BAHASA INGGRIS


Jam di hotel menunjukkan sekitar 10 pagi di “New Park Hotel ” Singapore. Kami berusaha bepergian dengan cara ekonomis yaitu membeli tiket pesawat sekaligus voucher Hotel. Iming-iming pemilihan NewPark Hotel karena ada tempat belanja kondang disana yaiitu Moustaffa Firm. Sebuah one stop shopping yang harganya miring.

Saya dan istri sudah bersiap-siap menuju kampus National University berhubung hari itu 13 September 2002 adalah hari bersejarah bagi keluarga saya. Anak saya di Wisuda sebagai Bachelor of Art di sebuah Universitas terkenal di Asia Tenggara. Saya tidak bisa menutupi rasa bangga saya tetapi anak saya LIA selalu bilang , “pa(k) orang wisuda kan biasa, jangan terlalu dipamerkan ke teman-teman papa dong, saya malu..”

Dasar anak jaman sekarang, di wisuda kok malah malu,” gerutu saya.

Tiba-tiba pintu kamar di ketuk cukup keras, kami melongok kepala ke luar, nampak seorang petugas hotel didepan pintu sambil membawa gerobak berisi air, lap, pembersih kaca. Lihat rambutnya keriting pendek segera saya kenali dia pasti dari daratan Tiongkok, apalagi ketika ia berbicara dengan bahasa Inggris yang tidak jelas “lining,lining. ” Tapi saya bisa menangkap maksudnya ingin membersihkan dan merapikan kamar (cleaning).

Lalu saya bilang “one more hour, you come, we go” - maksudnya tentu sejam lagi kamu datang, kami akan pergi. Wisuda di NUS, demikian orang setempat menyebut kampus ini berlangsung jam 15, tetapi mengingat pengunjung yang pasti membludak, sebaiknya datang dua jam sebelum acara di mulai.

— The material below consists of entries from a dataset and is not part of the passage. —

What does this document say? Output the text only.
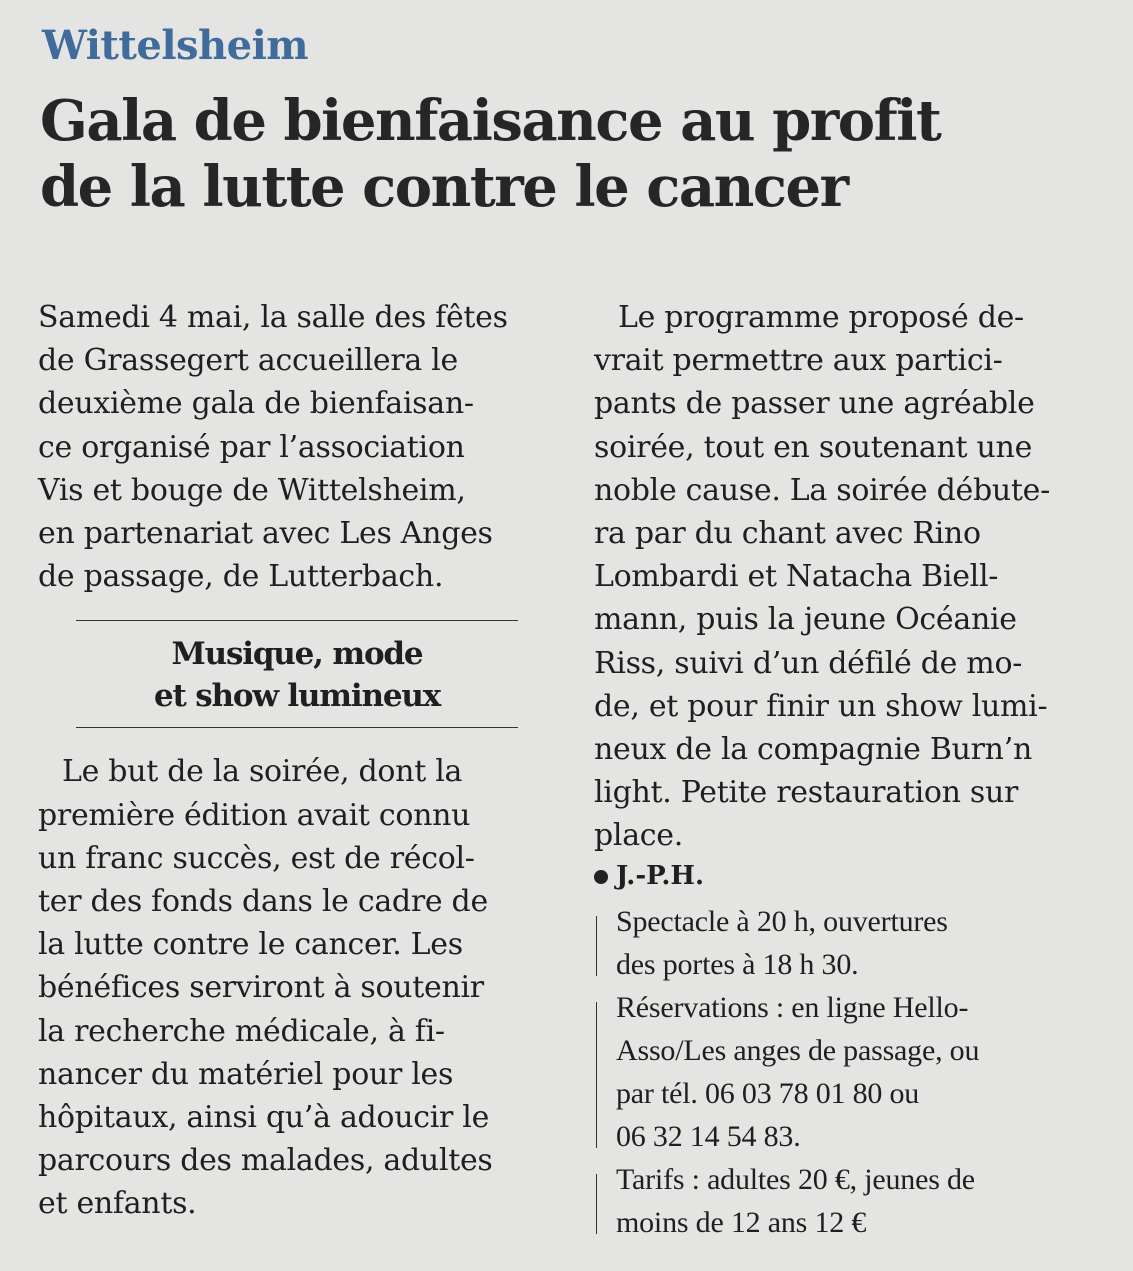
Wittelsheim
Gala de bienfaisance au profit
de la lutte contre le cancer

Samedi 4 mai, la salle des fêtes
de Grassegert accueillera le
deuxième gala de bienfaisan-
ce organisé par l’association
Vis et bouge de Wittelsheim,
en partenariat avec Les Anges
de passage, de Lutterbach.

Musique, mode
et show lumineux

Le but de la soirée, dont la
première édition avait connu
un franc succès, est de récol-
ter des fonds dans le cadre de
la lutte contre le cancer. Les
bénéfices serviront à soutenir
la recherche médicale, à fi-
nancer du matériel pour les
hôpitaux, ainsi qu’à adoucir le
parcours des malades, adultes
et enfants.

Le programme proposé de-
vrait permettre aux partici-
pants de passer une agréable
soirée, tout en soutenant une
noble cause. La soirée débute-
ra par du chant avec Rino
Lombardi et Natacha Biell-
mann, puis la jeune Océanie
Riss, suivi d’un défilé de mo-
de, et pour finir un show lumi-
neux de la compagnie Burn’n
light. Petite restauration sur
place.

J.-P.H.

Spectacle à 20 h, ouvertures
des portes à 18 h 30.
Réservations : en ligne Hello-
Asso/Les anges de passage, ou
par tél. 06 03 78 01 80 ou
06 32 14 54 83.
Tarifs : adultes 20 €, jeunes de
moins de 12 ans 12 €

Lagian saya ingin melihat bagaimana wisuda berlangsung dinegara tetangga bila dibanding dengan negara sendiri.

Sial, belum 30 menit berlalu dia sudah ketuk pintu dan memaksa untuk membersihkan kamar.

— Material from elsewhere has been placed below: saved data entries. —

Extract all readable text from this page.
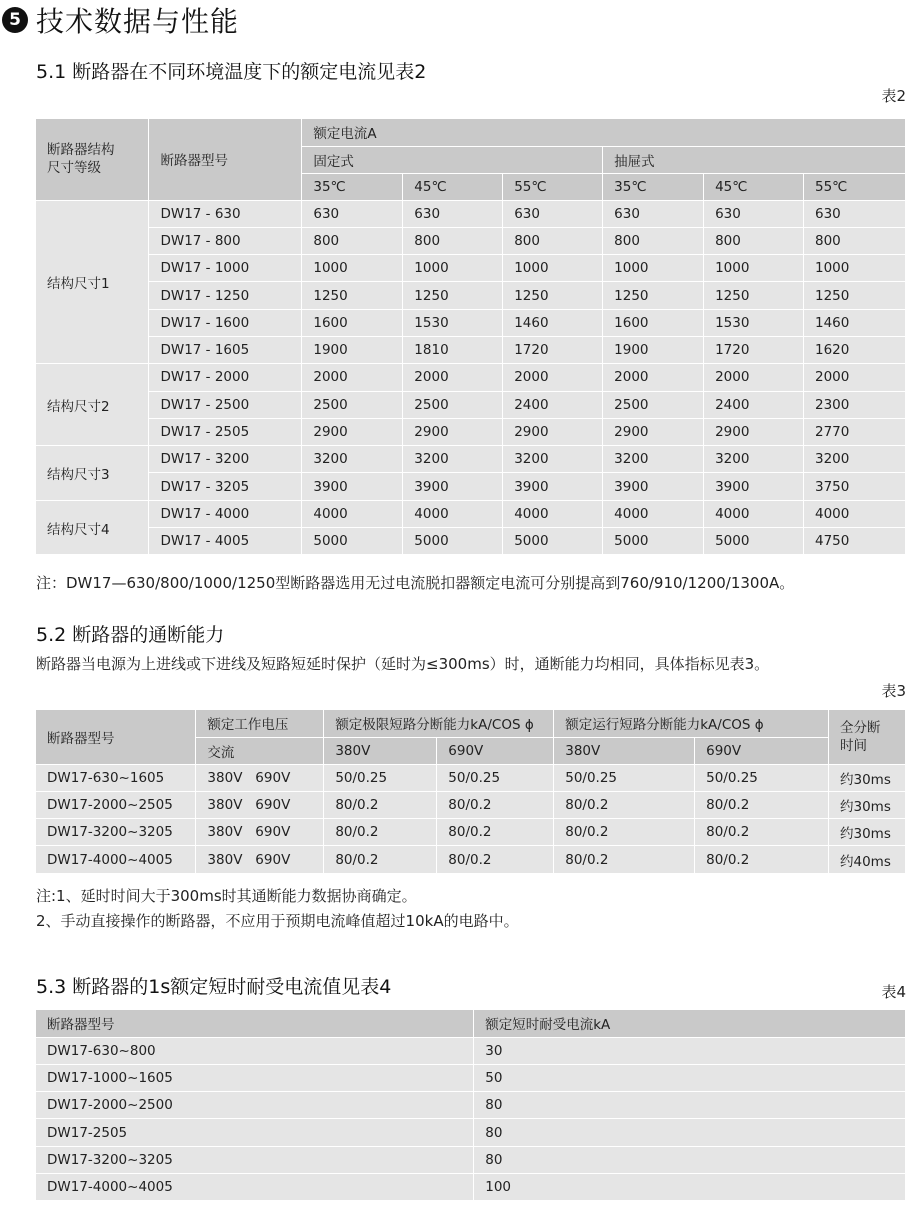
5 技术数据与性能
5.1 断路器在不同环境温度下的额定电流见表2
表2
断路器结构
尺寸等级	断路器型号	额定电流A					
		固定式			抽屉式		
		35℃	45℃	55℃	35℃	45℃	55℃
结构尺寸1	DW17 - 630	630	630	630	630	630	630
	DW17 - 800	800	800	800	800	800	800
	DW17 - 1000	1000	1000	1000	1000	1000	1000
	DW17 - 1250	1250	1250	1250	1250	1250	1250
	DW17 - 1600	1600	1530	1460	1600	1530	1460
	DW17 - 1605	1900	1810	1720	1900	1720	1620
结构尺寸2	DW17 - 2000	2000	2000	2000	2000	2000	2000
	DW17 - 2500	2500	2500	2400	2500	2400	2300
	DW17 - 2505	2900	2900	2900	2900	2900	2770
结构尺寸3	DW17 - 3200	3200	3200	3200	3200	3200	3200
	DW17 - 3205	3900	3900	3900	3900	3900	3750
结构尺寸4	DW17 - 4000	4000	4000	4000	4000	4000	4000
	DW17 - 4005	5000	5000	5000	5000	5000	4750
注：DW17—630/800/1000/1250型断路器选用无过电流脱扣器额定电流可分别提高到760/910/1200/1300A。
5.2 断路器的通断能力
断路器当电源为上进线或下进线及短路短延时保护（延时为≤300ms）时，通断能力均相同，具体指标见表3。
表3
断路器型号	额定工作电压	额定极限短路分断能力kA/COS ϕ		额定运行短路分断能力kA/COS ϕ		全分断
时间
	交流	380V	690V	380V	690V	
DW17-630~1605	380V   690V	50/0.25	50/0.25	50/0.25	50/0.25	约30ms
DW17-2000~2505	380V   690V	80/0.2	80/0.2	80/0.2	80/0.2	约30ms
DW17-3200~3205	380V   690V	80/0.2	80/0.2	80/0.2	80/0.2	约30ms
DW17-4000~4005	380V   690V	80/0.2	80/0.2	80/0.2	80/0.2	约40ms
注:1、延时时间大于300ms时其通断能力数据协商确定。
2、手动直接操作的断路器，不应用于预期电流峰值超过10kA的电路中。
5.3 断路器的1s额定短时耐受电流值见表4	表4
断路器型号	额定短时耐受电流kA
DW17-630~800	30
DW17-1000~1605	50
DW17-2000~2500	80
DW17-2505	80
DW17-3200~3205	80
DW17-4000~4005	100
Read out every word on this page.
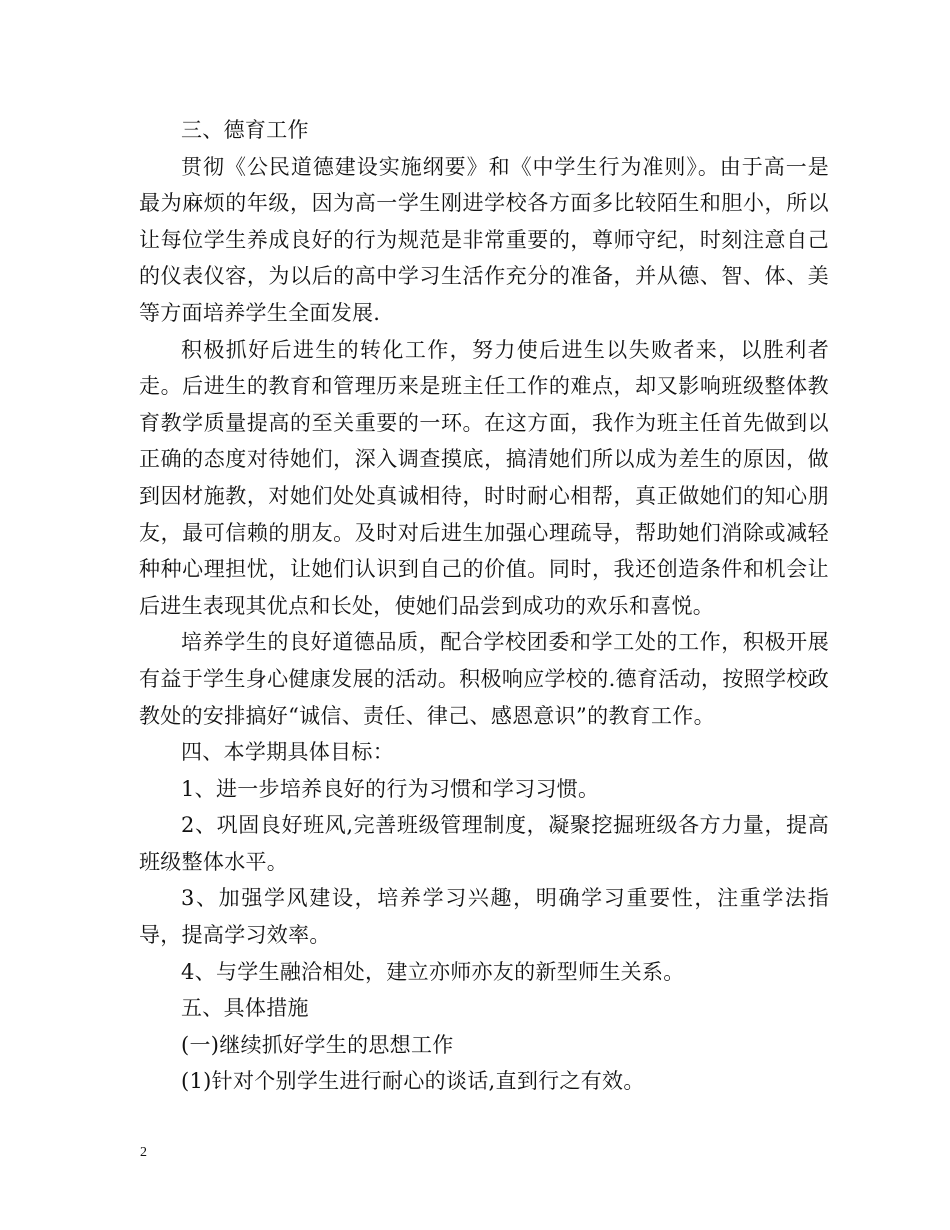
三、德育工作

贯彻《公民道德建设实施纲要》和《中学生行为准则》。由于高一是最为麻烦的年级，因为高一学生刚进学校各方面多比较陌生和胆小，所以让每位学生养成良好的行为规范是非常重要的，尊师守纪，时刻注意自己的仪表仪容，为以后的高中学习生活作充分的准备，并从德、智、体、美等方面培养学生全面发展.

积极抓好后进生的转化工作，努力使后进生以失败者来，以胜利者走。后进生的教育和管理历来是班主任工作的难点，却又影响班级整体教育教学质量提高的至关重要的一环。在这方面，我作为班主任首先做到以正确的态度对待她们，深入调查摸底，搞清她们所以成为差生的原因，做到因材施教，对她们处处真诚相待，时时耐心相帮，真正做她们的知心朋友，最可信赖的朋友。及时对后进生加强心理疏导，帮助她们消除或减轻种种心理担忧，让她们认识到自己的价值。同时，我还创造条件和机会让后进生表现其优点和长处，使她们品尝到成功的欢乐和喜悦。

培养学生的良好道德品质，配合学校团委和学工处的工作，积极开展有益于学生身心健康发展的活动。积极响应学校的.德育活动，按照学校政教处的安排搞好“诚信、责任、律己、感恩意识”的教育工作。

四、本学期具体目标：

1、进一步培养良好的行为习惯和学习习惯。

2、巩固良好班风,完善班级管理制度，凝聚挖掘班级各方力量，提高班级整体水平。

3、加强学风建设，培养学习兴趣，明确学习重要性，注重学法指导，提高学习效率。

4、与学生融洽相处，建立亦师亦友的新型师生关系。

五、具体措施

(一)继续抓好学生的思想工作

(1)针对个别学生进行耐心的谈话,直到行之有效。

2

Sekali lagi kami bilang, belum siap berpakaian, saya sendiri sudah “in action” dalam beberapa menit, tetapi isteri saya selalu merasa ada yang kurang sehingga ia harus bolak-balik ke kamar mandi, melongok isi koper. Lalu saya katakan kepada si tukang ketuk pintu untuk datang setengah jam lagi. Kali ini muka yang sejak semula selalu serius berubah menjadi masam. Dia menggerundel dalam bahasa Hokian yang jelas saya tidak tahu maksudnya. Mudah-mudahan dia memaki-maki saya dan saya tidak mengerti.

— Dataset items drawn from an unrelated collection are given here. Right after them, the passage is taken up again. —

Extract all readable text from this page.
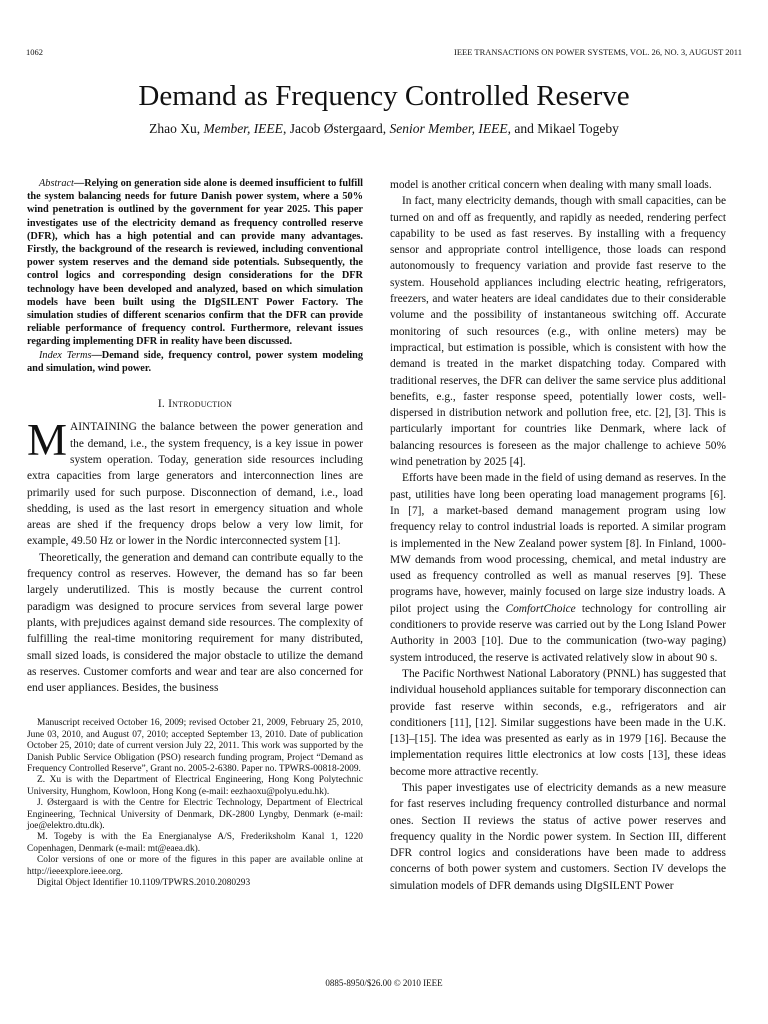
1062	IEEE TRANSACTIONS ON POWER SYSTEMS, VOL. 26, NO. 3, AUGUST 2011
Demand as Frequency Controlled Reserve
Zhao Xu, Member, IEEE, Jacob Østergaard, Senior Member, IEEE, and Mikael Togeby

Abstract—Relying on generation side alone is deemed insufficient to fulfill the system balancing needs for future Danish power system, where a 50% wind penetration is outlined by the government for year 2025. This paper investigates use of the electricity demand as frequency controlled reserve (DFR), which has a high potential and can provide many advantages. Firstly, the background of the research is reviewed, including conventional power system reserves and the demand side potentials. Subsequently, the control logics and corresponding design considerations for the DFR technology have been developed and analyzed, based on which simulation models have been built using the DIgSILENT Power Factory. The simulation studies of different scenarios confirm that the DFR can provide reliable performance of frequency control. Furthermore, relevant issues regarding implementing DFR in reality have been discussed.

Index Terms—Demand side, frequency control, power system modeling and simulation, wind power.

I. Introduction

MAINTAINING the balance between the power generation and the demand, i.e., the system frequency, is a key issue in power system operation. Today, generation side resources including extra capacities from large generators and interconnection lines are primarily used for such purpose. Disconnection of demand, i.e., load shedding, is used as the last resort in emergency situation and whole areas are shed if the frequency drops below a very low limit, for example, 49.50 Hz or lower in the Nordic interconnected system [1].

Theoretically, the generation and demand can contribute equally to the frequency control as reserves. However, the demand has so far been largely underutilized. This is mostly because the current control paradigm was designed to procure services from several large power plants, with prejudices against demand side resources. The complexity of fulfilling the real-time monitoring requirement for many distributed, small sized loads, is considered the major obstacle to utilize the demand as reserves. Customer comforts and wear and tear are also concerned for end user appliances. Besides, the business

Manuscript received October 16, 2009; revised October 21, 2009, February 25, 2010, June 03, 2010, and August 07, 2010; accepted September 13, 2010. Date of publication October 25, 2010; date of current version July 22, 2011. This work was supported by the Danish Public Service Obligation (PSO) research funding program, Project “Demand as Frequency Controlled Reserve”, Grant no. 2005-2-6380. Paper no. TPWRS-00818-2009.

Z. Xu is with the Department of Electrical Engineering, Hong Kong Polytechnic University, Hunghom, Kowloon, Hong Kong (e-mail: eezhaoxu@polyu.edu.hk).

J. Østergaard is with the Centre for Electric Technology, Department of Electrical Engineering, Technical University of Denmark, DK-2800 Lyngby, Denmark (e-mail: joe@elektro.dtu.dk).

M. Togeby is with the Ea Energianalyse A/S, Frederiksholm Kanal 1, 1220 Copenhagen, Denmark (e-mail: mt@eaea.dk).

Color versions of one or more of the figures in this paper are available online at http://ieeexplore.ieee.org.

Digital Object Identifier 10.1109/TPWRS.2010.2080293

model is another critical concern when dealing with many small loads.

In fact, many electricity demands, though with small capacities, can be turned on and off as frequently, and rapidly as needed, rendering perfect capability to be used as fast reserves. By installing with a frequency sensor and appropriate control intelligence, those loads can respond autonomously to frequency variation and provide fast reserve to the system. Household appliances including electric heating, refrigerators, freezers, and water heaters are ideal candidates due to their considerable volume and the possibility of instantaneous switching off. Accurate monitoring of such resources (e.g., with online meters) may be impractical, but estimation is possible, which is consistent with how the demand is treated in the market dispatching today. Compared with traditional reserves, the DFR can deliver the same service plus additional benefits, e.g., faster response speed, potentially lower costs, well-dispersed in distribution network and pollution free, etc. [2], [3]. This is particularly important for countries like Denmark, where lack of balancing resources is foreseen as the major challenge to achieve 50% wind penetration by 2025 [4].

Efforts have been made in the field of using demand as reserves. In the past, utilities have long been operating load management programs [6]. In [7], a market-based demand management program using low frequency relay to control industrial loads is reported. A similar program is implemented in the New Zealand power system [8]. In Finland, 1000-MW demands from wood processing, chemical, and metal industry are used as frequency controlled as well as manual reserves [9]. These programs have, however, mainly focused on large size industry loads. A pilot project using the ComfortChoice technology for controlling air conditioners to provide reserve was carried out by the Long Island Power Authority in 2003 [10]. Due to the communication (two-way paging) system introduced, the reserve is activated relatively slow in about 90 s.

The Pacific Northwest National Laboratory (PNNL) has suggested that individual household appliances suitable for temporary disconnection can provide fast reserve within seconds, e.g., refrigerators and air conditioners [11], [12]. Similar suggestions have been made in the U.K. [13]–[15]. The idea was presented as early as in 1979 [16]. Because the implementation requires little electronics at low costs [13], these ideas become more attractive recently.

This paper investigates use of electricity demands as a new measure for fast reserves including frequency controlled disturbance and normal ones. Section II reviews the status of active power reserves and frequency quality in the Nordic power system. In Section III, different DFR control logics and considerations have been made to address concerns of both power system and customers. Section IV develops the simulation models of DFR demands using DIgSILENT Power

0885-8950/$26.00 © 2010 IEEE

Akhirnya pekerjaan paling ruwet kaum hawa yaitu berdandan selesai juga. Di gang hotel saya lihat si tukang ketuk pintu masih setia menunggu, lalu saya gantian mengganggunya “hei miss lining-lining, my room ya,” ini jelas bahasa Inggris kacau yang saya pakai, tetapi herannya mis cleaning service paham saja, dan langsung mencabut master key dan menyerbu kedalam kamar.

Saya tidak habis pikir bagaimana bisa orang yang tidak bisa berbahasa Inggris bisa bekerja di Hotel bertaraf Internasional Singapore. Apakah sudah mulai ada toleransi. Atau mungkin “insiden” tadi pagi hanya kebetulan.

MINIBA...MINIBA CEK

Ketika Wisuda sudah selesai, walaupun dengan perasaan berat, kami harus meninggalkan puteri kami di Singapore. Tugas membawanya menjadi sarjana sudah kami selesaikan. Bagaimana rasanya jungkir balik membiayai anak sekolah saat rupiah selalu terbanting-banting. Perlu akrobat-akrobat yang kami lakukan. Semua demi anak agar selesai studynya. [Semua orang tua bukankah demikian..]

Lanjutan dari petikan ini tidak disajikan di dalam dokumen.